Pakistan is planning to join the growing list of emerging markets developing new strategic sovereign wealth funds with at least seven state assets worth at least PKR23 trillion (US$80 billion) set to be transferred to the new organization.
The Express Tribune reports that senior finance officials of the outgoing government are in the final stages of preparing legislation, which could be tabled as early as next week. According to the sources, the Abu Dhabi Investment Authority (ADIA) has provided technical assistance in drafting the bill, which will create a fund that will be exempted from privatization laws to raise capital or debt.
The Pakistan Sovereign Wealth Fund (PSWF) will be seeded with the Oil and Gas Development Company, Pakistan Petroleum, National Bank of Pakistan, Pakistan Development Fund, Government Holdings Private Ltd, Mari Petroleum Company, and Neelum Jhelum Hydro Power Company.

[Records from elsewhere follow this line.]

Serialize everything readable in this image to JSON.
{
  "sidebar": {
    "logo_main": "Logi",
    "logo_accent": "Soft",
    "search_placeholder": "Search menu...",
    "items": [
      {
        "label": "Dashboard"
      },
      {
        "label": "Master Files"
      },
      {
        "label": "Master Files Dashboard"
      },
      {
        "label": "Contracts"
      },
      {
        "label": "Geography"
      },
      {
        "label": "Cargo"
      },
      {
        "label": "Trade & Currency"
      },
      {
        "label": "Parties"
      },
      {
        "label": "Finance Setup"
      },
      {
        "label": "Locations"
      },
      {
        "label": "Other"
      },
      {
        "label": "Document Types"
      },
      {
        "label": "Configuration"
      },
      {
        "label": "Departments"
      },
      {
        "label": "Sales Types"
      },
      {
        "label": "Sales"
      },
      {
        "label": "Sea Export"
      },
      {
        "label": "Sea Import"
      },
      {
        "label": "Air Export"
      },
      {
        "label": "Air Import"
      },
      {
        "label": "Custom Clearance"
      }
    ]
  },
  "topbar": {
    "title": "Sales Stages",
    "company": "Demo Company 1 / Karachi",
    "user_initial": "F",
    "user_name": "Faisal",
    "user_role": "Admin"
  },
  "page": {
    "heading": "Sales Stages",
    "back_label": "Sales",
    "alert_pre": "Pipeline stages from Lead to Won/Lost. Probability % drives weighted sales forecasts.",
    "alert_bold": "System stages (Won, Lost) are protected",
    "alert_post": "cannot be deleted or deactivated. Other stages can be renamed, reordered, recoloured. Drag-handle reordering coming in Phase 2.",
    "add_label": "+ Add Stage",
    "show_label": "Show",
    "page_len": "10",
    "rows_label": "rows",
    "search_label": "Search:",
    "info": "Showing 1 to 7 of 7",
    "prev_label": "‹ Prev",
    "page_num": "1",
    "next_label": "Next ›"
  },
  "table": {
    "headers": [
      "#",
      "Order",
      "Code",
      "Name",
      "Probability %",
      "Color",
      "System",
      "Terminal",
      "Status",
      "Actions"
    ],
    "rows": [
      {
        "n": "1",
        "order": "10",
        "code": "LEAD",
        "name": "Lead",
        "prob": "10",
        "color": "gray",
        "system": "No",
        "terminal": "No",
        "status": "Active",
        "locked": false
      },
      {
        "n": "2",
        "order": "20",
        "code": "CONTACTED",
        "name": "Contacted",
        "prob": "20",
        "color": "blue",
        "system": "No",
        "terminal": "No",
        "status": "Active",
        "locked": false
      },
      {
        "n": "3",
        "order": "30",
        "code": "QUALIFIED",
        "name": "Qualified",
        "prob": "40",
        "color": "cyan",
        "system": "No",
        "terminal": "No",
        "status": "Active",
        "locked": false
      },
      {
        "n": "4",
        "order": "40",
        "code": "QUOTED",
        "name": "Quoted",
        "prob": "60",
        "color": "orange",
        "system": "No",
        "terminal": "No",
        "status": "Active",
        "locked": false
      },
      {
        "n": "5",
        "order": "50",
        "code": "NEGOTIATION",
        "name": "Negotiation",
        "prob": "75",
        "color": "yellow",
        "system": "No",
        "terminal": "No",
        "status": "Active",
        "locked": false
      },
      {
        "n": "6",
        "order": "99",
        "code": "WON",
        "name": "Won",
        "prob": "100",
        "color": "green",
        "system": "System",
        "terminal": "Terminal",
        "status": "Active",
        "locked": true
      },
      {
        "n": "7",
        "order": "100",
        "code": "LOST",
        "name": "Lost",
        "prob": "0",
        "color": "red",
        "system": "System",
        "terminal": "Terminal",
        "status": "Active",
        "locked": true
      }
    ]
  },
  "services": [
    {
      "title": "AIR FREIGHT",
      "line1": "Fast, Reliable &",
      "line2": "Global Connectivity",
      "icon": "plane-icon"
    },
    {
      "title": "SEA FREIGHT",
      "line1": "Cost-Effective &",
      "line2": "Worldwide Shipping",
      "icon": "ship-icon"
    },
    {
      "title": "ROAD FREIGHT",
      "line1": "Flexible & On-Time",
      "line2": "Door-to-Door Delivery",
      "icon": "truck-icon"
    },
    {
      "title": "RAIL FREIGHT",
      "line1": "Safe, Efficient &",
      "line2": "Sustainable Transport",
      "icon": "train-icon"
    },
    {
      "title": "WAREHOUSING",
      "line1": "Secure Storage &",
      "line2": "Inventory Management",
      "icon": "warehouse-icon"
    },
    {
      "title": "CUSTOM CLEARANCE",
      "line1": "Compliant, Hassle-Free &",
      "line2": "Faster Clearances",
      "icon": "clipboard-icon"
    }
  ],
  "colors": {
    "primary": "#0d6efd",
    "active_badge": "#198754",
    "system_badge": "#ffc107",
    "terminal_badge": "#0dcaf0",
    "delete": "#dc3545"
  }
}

The government believes that consolidating the assets into a single fund will enable it to generate liquidity and attract inward investment. The fund’s purpose will be to improve management of the assets, including investing in joint ventures with foreign investors, such as other sovereign wealth funds. Cash raised from divestment of its core assets could be used to fund investments in agriculture, mining, and information technology sectors, according to the officials.
A Supervisory Council will be formed chaired by the prime minister and including the ministers of finance and planning, the finance secretary, the governor of the central bank and the PSWF’s CEO. In addition, the government will appoint a seven-member advisory committee, which will recommend appointments to a seven-member board that will run day-to-day affairs and policies.
The decision to launch the fund comes amid pressures on foreign exchange reserves and a potential default, which would require the liquidation of assets. Pakistan faces US$23 billion in external debt payments in FY2023/24 (July-June), which is more than six times the forex reserves held by the State Bank of Pakistan. Concerns about national debt are having a downward pressure on the value of the Pakistani rupee.
An IMF Article IV staff report issued last year advocated “restructuring SOEs to improve efficiency,” noting that “Pakistan’s SOE sector is saddled by poor performance and weak corporate governance, posing significant fiscal risks”. It added that “despite their important role in the economy, the financial performance of many SOEs is weak, with one-third consistently generating losses.”
By establishing the PSWF, the government hopes to limit some of the financial losses that are a drag on the treasury as well as raising funds for strategic investment. Advocates of the PSWF are hopeful that foreign capital will be accompanied by improved managerial competence. Also, by bypassing the usual red-tape that encumbers privatization, transactions are likely to be sped up and entice foreign investment. Yet, if the process of divestment is not transparent, price discovery will be questioned, and sales could raise doubts – and therefore political disputes – over valuations.
Whether the PSWF has longevity, however, is another matter. A national election is due in late 2023, which increases the prospect of domestic political instability – particularly given the backdrop of a deteriorating security situation. If the vote is disputed or the result is unclear, there is a heightened chance of military intervention. Instability could deepen the country’s debt woes. With its Supervisory Committee dominated by political figures, the new PSWF is prey to political ructions and turbulence that characterize Pakistani politics.